Four days before the football game, UF is already losing to the University of Tennessee.
Outside their athletics programs, the two schools are competing to see who can register the most voters at their respective universities before Oct. 11. The competition is coordinated by UF’s Bob Graham Center for Public Service and Tennessee’s Howard H. Baker Jr. Center for Public Policy.
The Tennessee center reached out to UF earlier this year to organize the competition. As of Monday, UF is losing to Tennessee with 793 to 1,297 voters registered, respectively.
“(They) thought that they might be able to leverage what is a long-standing tradition of a football rivalry and kind of turn that into a voter registration rivalry,” said Shelby Taylor, the communications director for the Graham Center.

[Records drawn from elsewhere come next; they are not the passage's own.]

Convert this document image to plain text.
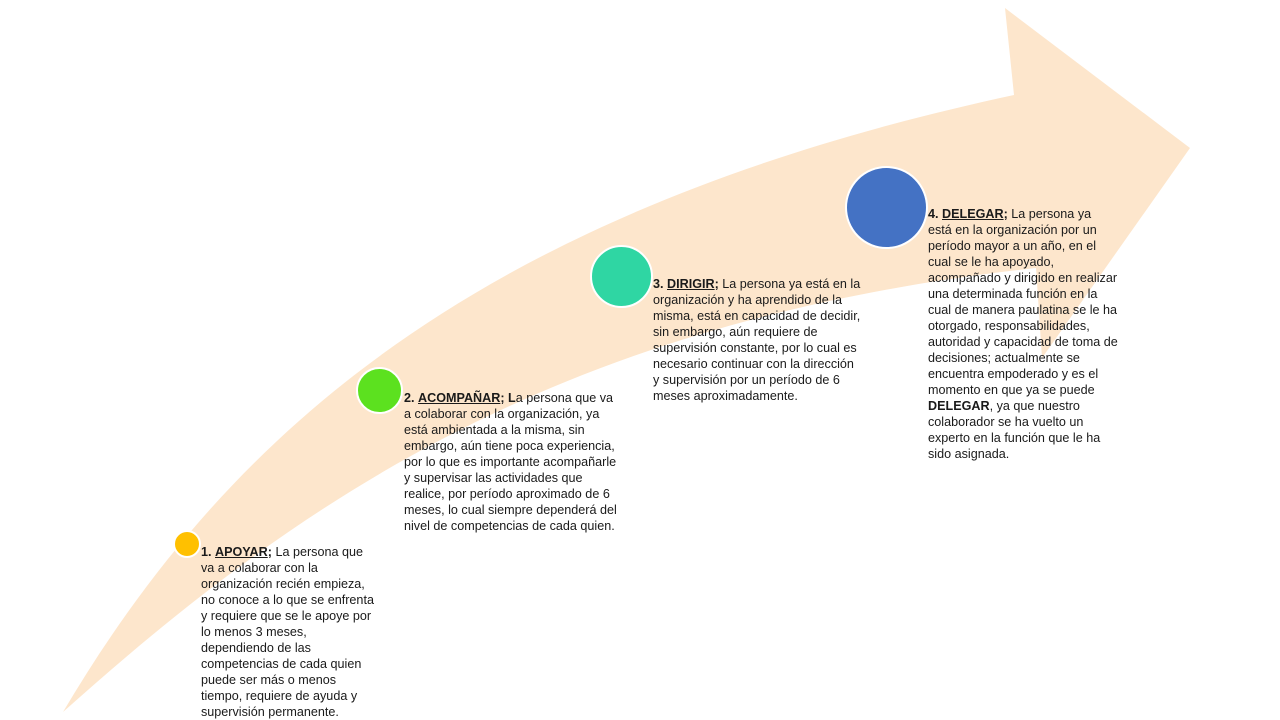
1. APOYAR; La persona que va a colaborar con la organización recién empieza, no conoce a lo que se enfrenta y requiere que se le apoye por lo menos 3 meses, dependiendo de las competencias de cada quien puede ser más o menos tiempo, requiere de ayuda y supervisión permanente.
2. ACOMPAÑAR; La persona que va a colaborar con la organización, ya está ambientada a la misma, sin embargo, aún tiene poca experiencia, por lo que es importante acompañarle y supervisar las actividades que realice, por período aproximado de 6 meses, lo cual siempre dependerá del nivel de competencias de cada quien.
3. DIRIGIR; La persona ya está en la organización y ha aprendido de la misma, está en capacidad de decidir, sin embargo, aún requiere de supervisión constante, por lo cual es necesario continuar con la dirección y supervisión por un período de 6 meses aproximadamente.
4. DELEGAR; La persona ya está en la organización por un período mayor a un año, en el cual se le ha apoyado, acompañado y dirigido en realizar una determinada función en la cual de manera paulatina se le ha otorgado, responsabilidades, autoridad y capacidad de toma de decisiones; actualmente se encuentra empoderado y es el momento en que ya se puede DELEGAR, ya que nuestro colaborador se ha vuelto un experto en la función que le ha sido asignada.
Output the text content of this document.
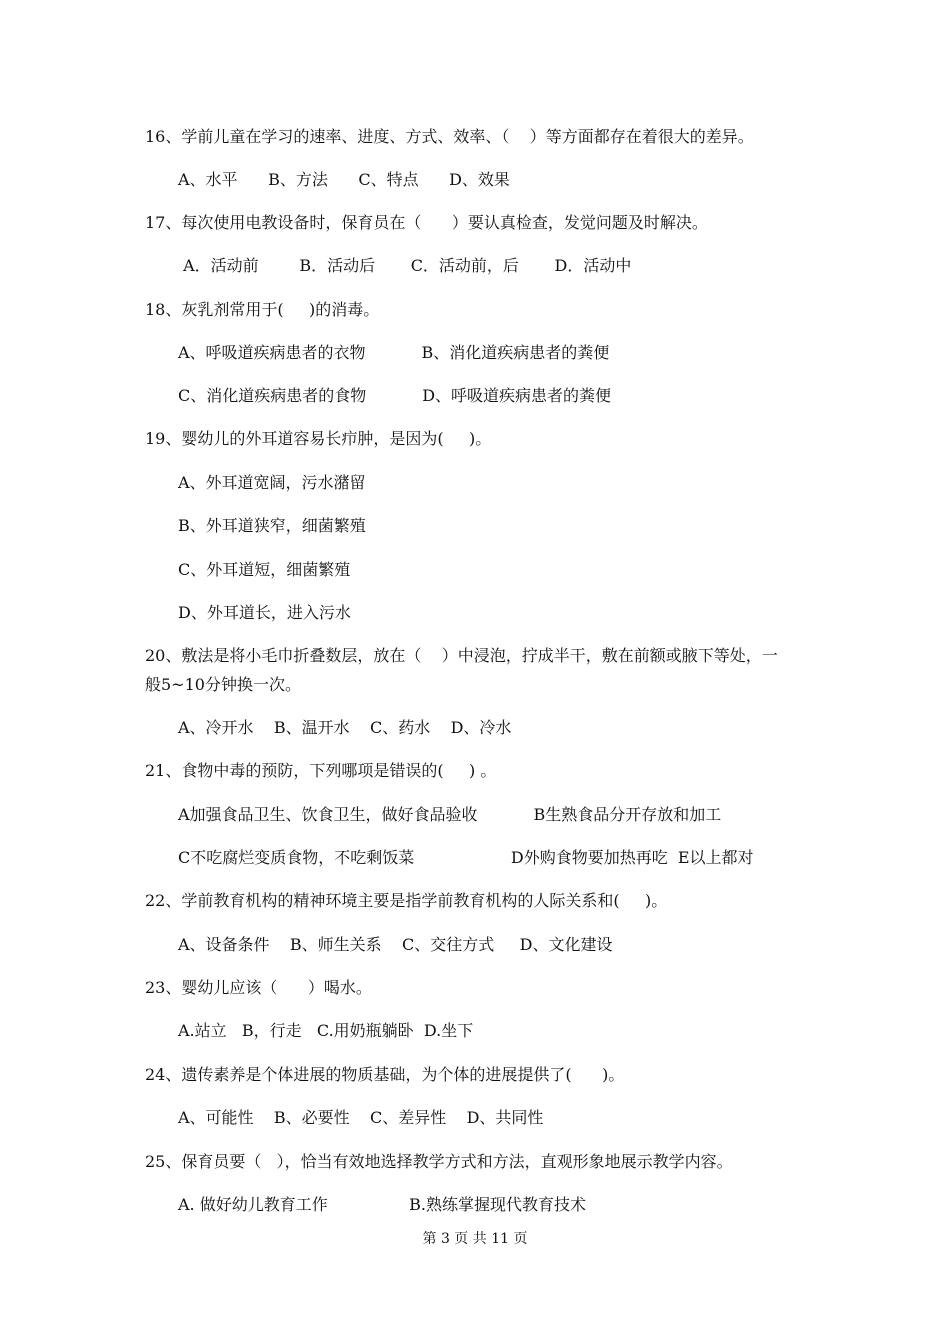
16、学前儿童在学习的速率、进度、方式、效率、（    ）等方面都存在着很大的差异。
A、水平      B、方法      C、特点      D、效果
17、每次使用电教设备时，保育员在（      ）要认真检查，发觉问题及时解决。
A．活动前        B．活动后       C．活动前，后       D．活动中
18、灰乳剂常用于(     )的消毒。
A、呼吸道疾病患者的衣物           B、消化道疾病患者的粪便
C、消化道疾病患者的食物           D、呼吸道疾病患者的粪便
19、婴幼儿的外耳道容易长疖肿，是因为(     )。
A、外耳道宽阔，污水潴留
B、外耳道狭窄，细菌繁殖
C、外耳道短，细菌繁殖
D、外耳道长，进入污水
20、敷法是将小毛巾折叠数层，放在（    ）中浸泡，拧成半干，敷在前额或腋下等处，一
般5~10分钟换一次。
A、冷开水    B、温开水    C、药水    D、冷水
21、食物中毒的预防，下列哪项是错误的(     ) 。
A加强食品卫生、饮食卫生，做好食品验收           B生熟食品分开存放和加工
C不吃腐烂变质食物，不吃剩饭菜                   D外购食物要加热再吃  E以上都对
22、学前教育机构的精神环境主要是指学前教育机构的人际关系和(     )。
A、设备条件    B、师生关系    C、交往方式     D、文化建设
23、婴幼儿应该（      ）喝水。
A.站立   B，行走   C.用奶瓶躺卧  D.坐下
24、遗传素养是个体进展的物质基础，为个体的进展提供了(      )。
A、可能性    B、必要性    C、差异性    D、共同性
25、保育员要（   ），恰当有效地选择教学方式和方法，直观形象地展示教学内容。
A. 做好幼儿教育工作                B.熟练掌握现代教育技术
第 3 页 共 11 页
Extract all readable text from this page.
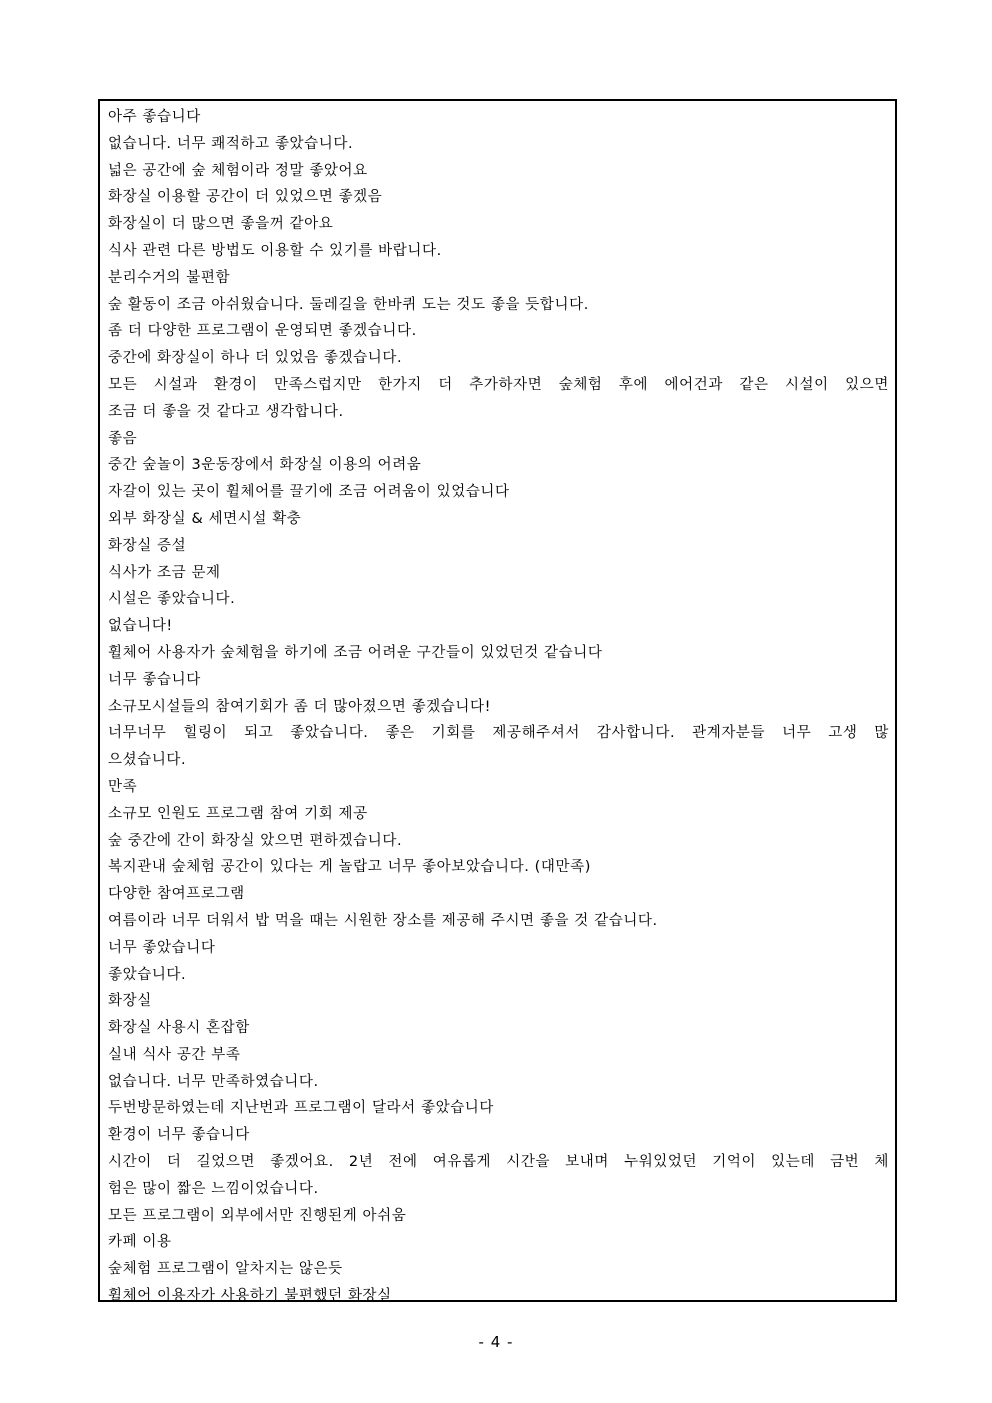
아주 좋습니다
없습니다. 너무 쾌적하고 좋았습니다.
넓은 공간에 숲 체험이라 정말 좋았어요
화장실 이용할 공간이 더 있었으면 좋겠음
화장실이 더 많으면 좋을꺼 같아요
식사 관련 다른 방법도 이용할 수 있기를 바랍니다.
분리수거의 불편함
숲 활동이 조금 아쉬웠습니다. 둘레길을 한바퀴 도는 것도 좋을 듯합니다.
좀 더 다양한 프로그램이 운영되면 좋겠습니다.
중간에 화장실이 하나 더 있었음 좋겠습니다.
모든 시설과 환경이 만족스럽지만 한가지 더 추가하자면 숲체험 후에 에어건과 같은 시설이 있으면
조금 더 좋을 것 같다고 생각합니다.
좋음
중간 숲놀이 3운동장에서 화장실 이용의 어려움
자갈이 있는 곳이 휠체어를 끌기에 조금 어려움이 있었습니다
외부 화장실 & 세면시설 확충
화장실 증설
식사가 조금 문제
시설은 좋았습니다.
없습니다!
휠체어 사용자가 숲체험을 하기에 조금 어려운 구간들이 있었던것 같습니다
너무 좋습니다
소규모시설들의 참여기회가 좀 더 많아졌으면 좋겠습니다!
너무너무 힐링이 되고 좋았습니다. 좋은 기회를 제공해주셔서 감사합니다. 관계자분들 너무 고생 많
으셨습니다.
만족
소규모 인원도 프로그램 참여 기회 제공
숲 중간에 간이 화장실 았으면 편하겠습니다.
복지관내 숲체험 공간이 있다는 게 놀랍고 너무 좋아보았습니다. (대만족)
다양한 참여프로그램
여름이라 너무 더워서 밥 먹을 때는 시원한 장소를 제공해 주시면 좋을 것 같습니다.
너무 좋았습니다
좋았습니다.
화장실
화장실 사용시 혼잡함
실내 식사 공간 부족
없습니다. 너무 만족하였습니다.
두번방문하였는데 지난번과 프로그램이 달라서 좋았습니다
환경이 너무 좋습니다
시간이 더 길었으면 좋겠어요. 2년 전에 여유롭게 시간을 보내며 누워있었던 기억이 있는데 금번 체
험은 많이 짧은 느낌이었습니다.
모든 프로그램이 외부에서만 진행된게 아쉬움
카페 이용
숲체험 프로그램이 알차지는 않은듯
휠체어 이용자가 사용하기 불편했던 화장실
- 4 -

She attributed the current standings to UF’s already high registration numbers.
She said the school was hoping that the Graham Center’s high performance in voter registration and voter participation would drive up their registration numbers and motivate students.
“The winning school gets bragging rights and the de facto title of ‘Most Engaged Campus,’” Taylor said, “so really it’s more of a fun and friendly competition.”
Three student organizations, the Graham Center Student Fellows, the Andrew Goodman Foundation’s Vote Everywhere Ambassadors and Chomp the Vote, are working to help register students to vote. Both universities are using TurboVote, an online voting application.
TJ Pyche, the student communications assistant for the Graham Center and president of the Graham Center Student Fellows, says he believes UF students are extremely engaged in registering to vote.
“You can’t walk through campus these days without having somebody ask you if you are registered to vote,” Pyche said. “The students at UF are doing a phenomenal job of making sure they’re engaged in the electoral process.”
The Graham Center has also been spreading the word about the competition on social media and plans to host a voter-registration pizza party in Pugh Hall on Voter Registration Day, which is Sept. 27.